How does the stent go in?

Urologists most often place stents in the operating room under general anesthesia.  The surgeon places a cystoscope through the urethra and into the bladder.  He/she then identifies the opening of the ureter into the bladder called the ureteral orifice and places a flexible guide wire up into the kidney using X-ray to guide the wire safely.  The stent is then placed over the wire into the kidney and the wire is then removed--this deploys the stent curls to keep the stent in place in the kidney and bladder.

How and when does the stent come out?

Stents usually are removed when the urologist determines the swelling and blockage improve--usually within 2 weeks after stone surgery.

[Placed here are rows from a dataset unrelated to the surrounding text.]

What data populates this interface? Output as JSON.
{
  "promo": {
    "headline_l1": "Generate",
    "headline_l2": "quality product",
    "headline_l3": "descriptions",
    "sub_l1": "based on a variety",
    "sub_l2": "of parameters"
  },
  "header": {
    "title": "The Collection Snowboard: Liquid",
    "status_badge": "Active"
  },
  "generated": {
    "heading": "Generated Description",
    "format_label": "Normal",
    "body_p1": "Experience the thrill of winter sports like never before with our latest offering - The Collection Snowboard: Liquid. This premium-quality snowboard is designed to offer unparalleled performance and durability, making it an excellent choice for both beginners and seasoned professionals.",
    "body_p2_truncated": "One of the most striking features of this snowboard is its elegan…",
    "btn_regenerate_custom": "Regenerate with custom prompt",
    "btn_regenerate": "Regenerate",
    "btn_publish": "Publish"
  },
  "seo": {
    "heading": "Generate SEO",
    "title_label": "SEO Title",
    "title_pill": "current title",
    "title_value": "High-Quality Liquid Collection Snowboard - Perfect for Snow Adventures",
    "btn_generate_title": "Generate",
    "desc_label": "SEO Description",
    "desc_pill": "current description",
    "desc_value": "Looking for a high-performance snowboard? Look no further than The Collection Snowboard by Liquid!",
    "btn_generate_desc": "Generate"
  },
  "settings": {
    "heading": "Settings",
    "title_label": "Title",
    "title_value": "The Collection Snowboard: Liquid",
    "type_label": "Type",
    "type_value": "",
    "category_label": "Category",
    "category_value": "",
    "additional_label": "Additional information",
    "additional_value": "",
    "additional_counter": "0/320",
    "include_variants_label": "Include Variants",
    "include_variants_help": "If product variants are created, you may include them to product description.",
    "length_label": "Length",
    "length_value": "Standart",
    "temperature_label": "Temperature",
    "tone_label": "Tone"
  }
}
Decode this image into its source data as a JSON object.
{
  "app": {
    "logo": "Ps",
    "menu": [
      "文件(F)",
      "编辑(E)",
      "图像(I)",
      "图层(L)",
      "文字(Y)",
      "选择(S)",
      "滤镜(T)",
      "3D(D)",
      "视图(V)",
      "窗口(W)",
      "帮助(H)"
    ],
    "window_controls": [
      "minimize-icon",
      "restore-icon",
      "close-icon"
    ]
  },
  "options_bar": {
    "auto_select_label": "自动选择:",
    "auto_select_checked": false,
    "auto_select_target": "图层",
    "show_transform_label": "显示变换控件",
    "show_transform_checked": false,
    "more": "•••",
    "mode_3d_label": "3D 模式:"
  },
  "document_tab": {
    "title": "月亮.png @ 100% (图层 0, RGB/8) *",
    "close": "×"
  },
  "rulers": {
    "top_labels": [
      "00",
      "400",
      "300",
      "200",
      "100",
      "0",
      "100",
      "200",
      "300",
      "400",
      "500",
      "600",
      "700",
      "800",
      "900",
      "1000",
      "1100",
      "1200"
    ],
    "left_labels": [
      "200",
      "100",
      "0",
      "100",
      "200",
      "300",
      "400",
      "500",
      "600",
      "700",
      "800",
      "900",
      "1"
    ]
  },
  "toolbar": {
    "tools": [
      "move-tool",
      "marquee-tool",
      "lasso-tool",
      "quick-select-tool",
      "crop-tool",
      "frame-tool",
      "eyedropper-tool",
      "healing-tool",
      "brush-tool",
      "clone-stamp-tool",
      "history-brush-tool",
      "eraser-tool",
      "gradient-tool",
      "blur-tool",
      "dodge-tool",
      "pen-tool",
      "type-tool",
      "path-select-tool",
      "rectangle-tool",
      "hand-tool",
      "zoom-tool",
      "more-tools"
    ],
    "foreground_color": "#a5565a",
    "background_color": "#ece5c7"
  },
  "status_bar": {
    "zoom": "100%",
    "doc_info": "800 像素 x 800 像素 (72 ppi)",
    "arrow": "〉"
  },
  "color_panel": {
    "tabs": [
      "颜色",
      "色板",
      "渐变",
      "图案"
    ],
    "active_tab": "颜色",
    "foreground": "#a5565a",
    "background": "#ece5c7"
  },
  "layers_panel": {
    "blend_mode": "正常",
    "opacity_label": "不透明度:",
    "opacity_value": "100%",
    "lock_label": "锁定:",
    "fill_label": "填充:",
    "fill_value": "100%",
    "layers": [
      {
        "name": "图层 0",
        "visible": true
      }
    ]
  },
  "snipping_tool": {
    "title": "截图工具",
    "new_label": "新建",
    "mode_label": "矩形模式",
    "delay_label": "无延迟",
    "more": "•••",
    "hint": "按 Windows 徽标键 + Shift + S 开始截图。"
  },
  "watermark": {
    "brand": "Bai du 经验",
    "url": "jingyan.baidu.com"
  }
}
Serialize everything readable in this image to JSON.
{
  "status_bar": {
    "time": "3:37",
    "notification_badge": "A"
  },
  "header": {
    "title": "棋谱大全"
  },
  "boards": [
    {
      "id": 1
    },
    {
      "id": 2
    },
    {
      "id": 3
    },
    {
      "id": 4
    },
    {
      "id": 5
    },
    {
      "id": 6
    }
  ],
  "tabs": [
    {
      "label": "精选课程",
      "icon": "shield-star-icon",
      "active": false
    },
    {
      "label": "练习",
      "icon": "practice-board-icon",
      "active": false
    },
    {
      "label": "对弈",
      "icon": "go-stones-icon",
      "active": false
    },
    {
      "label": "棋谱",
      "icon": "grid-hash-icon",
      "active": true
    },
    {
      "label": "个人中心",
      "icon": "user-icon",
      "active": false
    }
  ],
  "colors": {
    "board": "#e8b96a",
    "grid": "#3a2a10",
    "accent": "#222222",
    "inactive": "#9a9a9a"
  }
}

 Stents are easier and less painful to remove so most often, the urologist removes the stent under a local anesthesia in the office with a flexible fiber optic or digital camera cystoscope and a small grasper that fits into the scope.  The urologist visualizes the stent in the bladder and removes it--usually in about 90 seconds or less.  If you have a chronic condition like scar tissue that can't be repaired or a cancer that requires the stent to be in for more than three months, you'll need the stent changed so it doesn't crust over.  Most often, stent changes are also performed under general anesthesia in the operating room.